Il grappolo è una delle parti principali dell’affascinante viaggio vitivinicolo. Il grappolo è l’essenza del vino. Il grappolo è la manifestazione fisica della magia del vino. Il frutto della vite che si appresta ad attraversare le logiche della fermentazione, quel misterioso meccanismo che gli antichi volevano spinto e guidato dalla magia.

l grappolo è formato da due parti principali: il raspo e gli acini. Il raspo è la parte in parte legnosa, in molti lo definiscono lo scheletro del grappolo. Una parte della vite molto simile al tralcio, infatti, è ricco di sostanze tanniche e resinose che se lasciate a contatto con il mosto rilasciano sapori acerbi e aspri. Proprio per ovviare a tali inconvenienti il grappolo prima della fermentazione attraversa la fare del diraspamento.

L’acino, il classico chicco, è composto dalla buccia, dalla polpa e dai semi, i vinaccioli.

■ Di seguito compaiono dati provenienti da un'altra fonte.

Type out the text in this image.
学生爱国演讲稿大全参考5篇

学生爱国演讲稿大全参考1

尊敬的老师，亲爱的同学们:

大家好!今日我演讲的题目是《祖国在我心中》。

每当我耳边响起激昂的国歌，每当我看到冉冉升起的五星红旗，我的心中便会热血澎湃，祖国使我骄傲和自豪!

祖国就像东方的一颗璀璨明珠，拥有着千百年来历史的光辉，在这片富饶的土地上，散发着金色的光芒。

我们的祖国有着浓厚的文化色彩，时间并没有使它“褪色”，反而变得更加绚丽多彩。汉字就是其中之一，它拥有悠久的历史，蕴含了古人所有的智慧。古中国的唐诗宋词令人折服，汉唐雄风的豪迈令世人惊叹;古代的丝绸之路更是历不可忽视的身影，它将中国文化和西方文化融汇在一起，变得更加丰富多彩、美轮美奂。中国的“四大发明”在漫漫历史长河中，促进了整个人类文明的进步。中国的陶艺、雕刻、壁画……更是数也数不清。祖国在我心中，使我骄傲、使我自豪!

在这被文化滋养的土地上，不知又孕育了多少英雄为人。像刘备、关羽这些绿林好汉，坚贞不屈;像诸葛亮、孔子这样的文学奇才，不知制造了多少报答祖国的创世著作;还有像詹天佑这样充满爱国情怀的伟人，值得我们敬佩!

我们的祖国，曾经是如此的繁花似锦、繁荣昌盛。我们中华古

La buccia, ricoperta dalla pruina, una sostanza biancastra che protegge il chicco, regola l’evaporazione dell’acqua, trattiene i microrganismi e crea una situazione ottimale per i lieviti che sono i responsabili della fermentazione.

La buccia dell’acino è costituita da diversi strati di cellule e comprende un insieme di sostanze importanti per il vino. Sostanze aromatiche e sostanze coloranti, entrambe fondamentali all’interno di un progetto vitivinicolo.

la polpa rappresenta la parte più abbondante e importante  dell’acino. Andrà a costituire il mosto che attraverso la fermentazione alcolica darà origine al vino. Nella polpa troviamo l’acqua al 70-80 %, gli zuccheri ( fruttosio e glucosio), che variano a seconda del tipo di vitigno, del clima, del terreno, dell’esposizione alla luce. Poi troviamo acidi che vanno a costituire l’acidità fissa del mosto, e poi quella del vino che nulla hanno a che vedere con la sensazione di spunto che spesso si avverte nel vino andato a male.  L’acidità è fondamentale perchè se è sufficiente si ottengono vini freschi ed equilibrati in caso contrario avremmo vini piatti. mentre se l’acidità eccede si rischia di avere vini duri.